Does anyone play World of Warcraft? =]


----------



## CECIL (Oct 3, 2004)

Yep, level 70 Nelf Druid on Ner'Zhul here. My only regret is that I don't have flight form in real life, that would be so awesome.


----------



## 17545 (Feb 14, 2007)

I played WoW up until level 40. Got really bored.


----------



## Revelation_old (Aug 9, 2004)

Lvl 70 Tauren Druid on Wildhammer...ftw


----------



## enngirl5 (Aug 10, 2004)

> Yep, level 70 Nelf Druid on Ner'Zhul here





> Lvl 70 Tauren Druid on Wildhammer...ftw


Are we still speaking English here?


----------



## Guest (Mar 8, 2007)

What clans/guilds are you guys from?

I was going to join my mate?s guild: The Drunken Dragons.

But I got bored? =P

I?m playing Phantasy Star on the 360


----------



## CECIL (Oct 3, 2004)

enngirl5 said:


> Are we still speaking English here?


I'm Feral specced and my DPS in cat is higher than its ever been. I was a bit pissed about the recent Bear form nerfs but thankfully they hotfixed the changes to increase threat generation. So now I can tank in PvE - not a real big PvPer.

My guild (AoS) has started Karazhan but so far I haven't been, although I am attuned.
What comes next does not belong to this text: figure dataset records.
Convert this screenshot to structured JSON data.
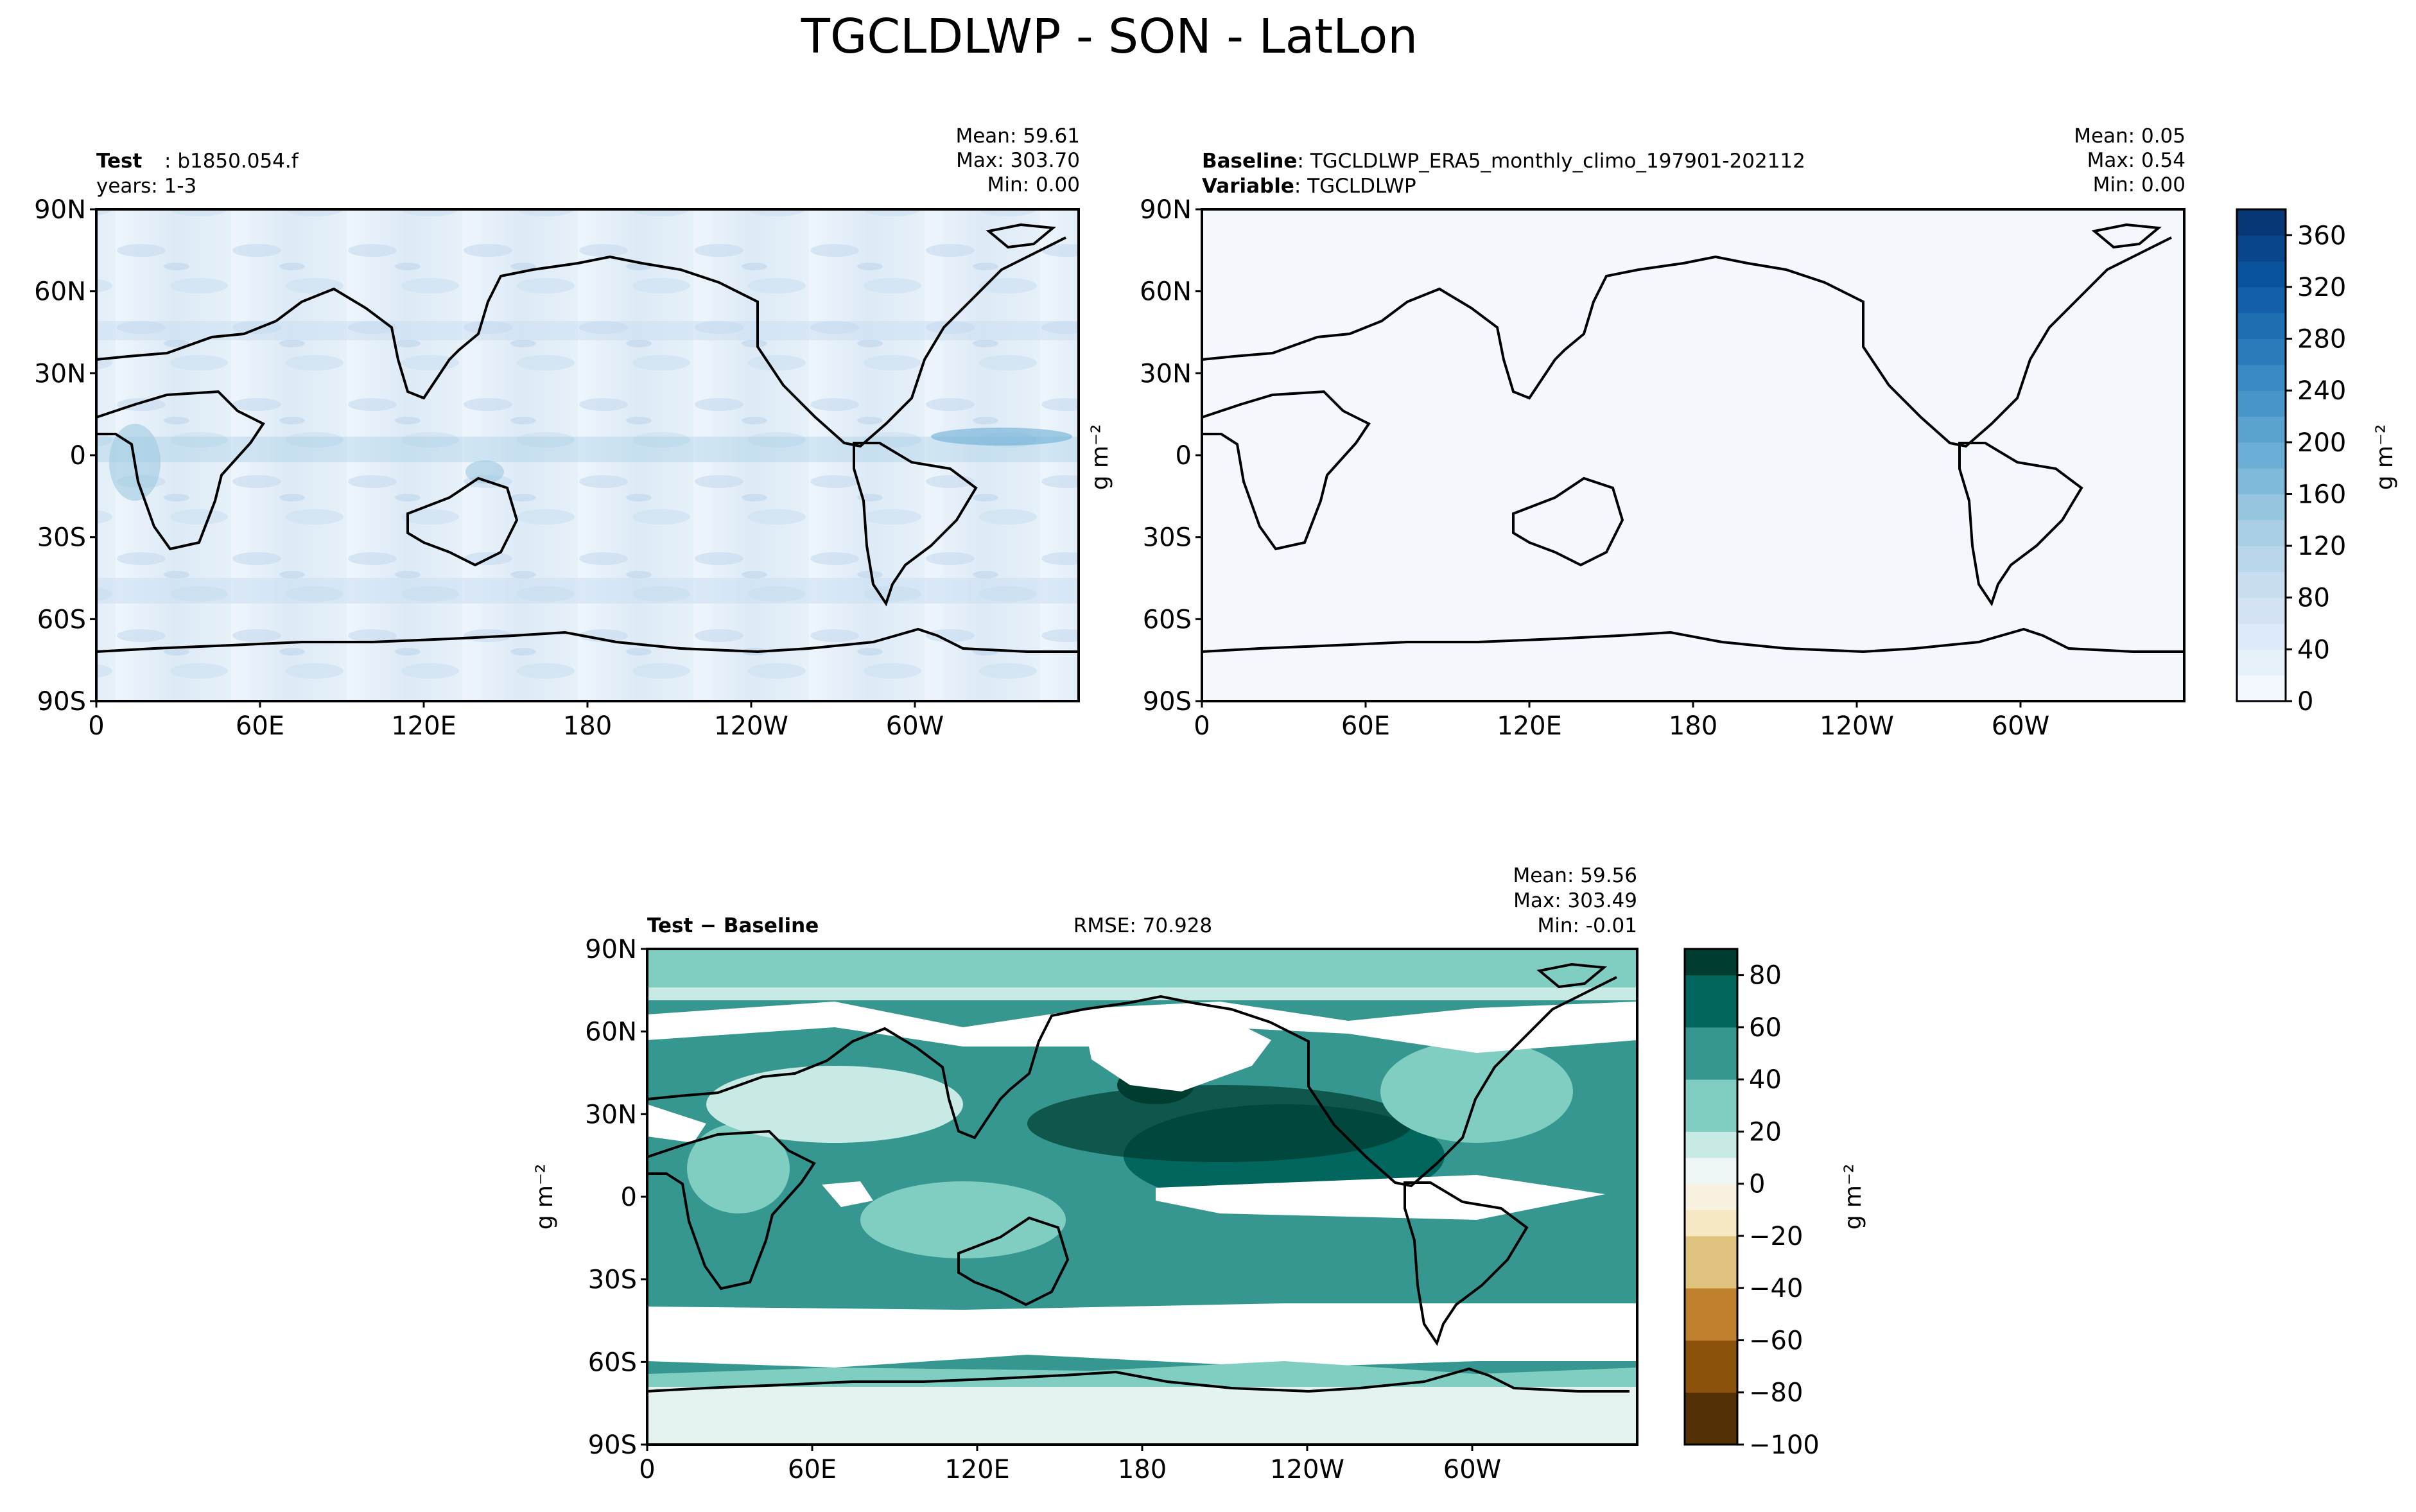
{
  "title": "TGCLDLWP - SON - LatLon",
  "colors": {
    "sequential_cmap": [
      "#f7fbff",
      "#deebf7",
      "#c6dbef",
      "#9ecae1",
      "#6baed6",
      "#4292c6",
      "#2171b5",
      "#08519c",
      "#08306b"
    ],
    "diverging_neg": [
      "#f6e8c3",
      "#dfc27d",
      "#bf812d",
      "#8c510a",
      "#543005"
    ],
    "diverging_pos": [
      "#c7eae5",
      "#80cdc1",
      "#35978f",
      "#01665e",
      "#003c30"
    ],
    "land_outline": "#000000"
  },
  "panels": {
    "test": {
      "label_bold": "Test",
      "label": "b1850.054.f",
      "years": "years: 1-3",
      "stats": {
        "mean": "Mean: 59.61",
        "max": "Max: 303.70",
        "min": "Min:  0.00"
      }
    },
    "baseline": {
      "label_bold": "Baseline",
      "label": "TGCLDLWP_ERA5_monthly_climo_197901-202112",
      "variable_bold": "Variable",
      "variable": "TGCLDLWP",
      "stats": {
        "mean": "Mean:  0.05",
        "max": "Max:  0.54",
        "min": "Min:  0.00"
      }
    },
    "diff": {
      "label_bold": "Test − Baseline",
      "rmse": "RMSE: 70.928",
      "stats": {
        "mean": "Mean: 59.56",
        "max": "Max: 303.49",
        "min": "Min: -0.01"
      }
    }
  },
  "chart_data": [
    {
      "type": "heatmap",
      "panel": "test",
      "map": "LatLon",
      "xticks": [
        "0",
        "60E",
        "120E",
        "180",
        "120W",
        "60W"
      ],
      "yticks": [
        "90N",
        "60N",
        "30N",
        "0",
        "30S",
        "60S",
        "90S"
      ],
      "stats": {
        "mean": 59.61,
        "max": 303.7,
        "min": 0.0
      }
    },
    {
      "type": "heatmap",
      "panel": "baseline",
      "map": "LatLon",
      "xticks": [
        "0",
        "60E",
        "120E",
        "180",
        "120W",
        "60W"
      ],
      "yticks": [
        "90N",
        "60N",
        "30N",
        "0",
        "30S",
        "60S",
        "90S"
      ],
      "stats": {
        "mean": 0.05,
        "max": 0.54,
        "min": 0.0
      },
      "colorbar": {
        "label": "g m⁻²",
        "ticks": [
          "0",
          "40",
          "80",
          "120",
          "160",
          "200",
          "240",
          "280",
          "320",
          "360"
        ],
        "range": [
          0,
          380
        ]
      }
    },
    {
      "type": "heatmap",
      "panel": "diff",
      "map": "LatLon",
      "xticks": [
        "0",
        "60E",
        "120E",
        "180",
        "120W",
        "60W"
      ],
      "yticks": [
        "90N",
        "60N",
        "30N",
        "0",
        "30S",
        "60S",
        "90S"
      ],
      "stats": {
        "mean": 59.56,
        "max": 303.49,
        "min": -0.01,
        "rmse": 70.928
      },
      "colorbar": {
        "label": "g m⁻²",
        "ticks": [
          "−100",
          "−80",
          "−60",
          "−40",
          "−20",
          "0",
          "20",
          "40",
          "60",
          "80"
        ],
        "range": [
          -100,
          90
        ]
      }
    }
  ],
  "ylabel_left": "g m⁻²"
}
English enough for you? :lol:


----------



## Revelation_old (Aug 9, 2004)

CECIL said:


> I'm Feral specced and my DPS in cat is higher than its ever been.


I'm rare. I am balanced. I am also in one of the top guilds on my server (RWS). I host and maintain the guild website, so, I can do whatever I want .

In game, I'm a bit of an ass. I told the guild if my brother, father (no joke, 59 and plays) and my friends weren't in the guild, I would start my own and take all important people with me.

They got in, to say the least. Additionally, I crit for 2740.


----------



## Fant?me (Feb 2, 2007)

I quit the game over 16 months ago after I hit 60 because it was getting realllly pathetic.

I actually get to enjoy a variety of games and activities now that that drug is out of my life.


----------



## tethra (Oct 27, 2006)

I was an orc warrior named Draskyul in the guild Nightmares Asylum on Smolderthorn.

Me and a few guildies with a few irls rerolled on Magtheridon.

So now I'm a bloodelf rogue whos level 62 currently


----------



## CECIL (Oct 3, 2004)

Damn you leveled that Blood Elf quickly 

Mind you there were level 70 Draenei on my server only a week or two after release :shock:


----------



## tethra (Oct 27, 2006)

Yeah I even got TBC a month late :shock:


----------



## CECIL (Oct 3, 2004)

Revelation said:


> I'm rare. I am balanced. I am also in one of the top guilds on my server (RWS). I host and maintain the guild website, so, I can do whatever I want .


I hear Balance is doing very well now 

Maybe I'm a sucker for punishment after playing a Druid for 2 years, but I'm thinking of making my Shaman (currently 27) my main.

I have the chance to start raiding as Feral, which is what I always wanted. Yet I've wanted to play a Shaman for quite a while too.

Yeah, I get a lot of anxiety over WoW :roll:


----------



## Revelation_old (Aug 9, 2004)

Shamans will only be allowed healing in raids. Just remember that.


----------



## CECIL (Oct 3, 2004)

So everyone says. But fuck it, I'm tired of listening to what everyone says. I don't really want to go back to raiding 3 nights a week. I just want to enjoy this game for what it is and be done with it.


----------



## tethra (Oct 27, 2006)

I think shamans can put our more dps than rogues now unless the rogues are combat daggers.


----------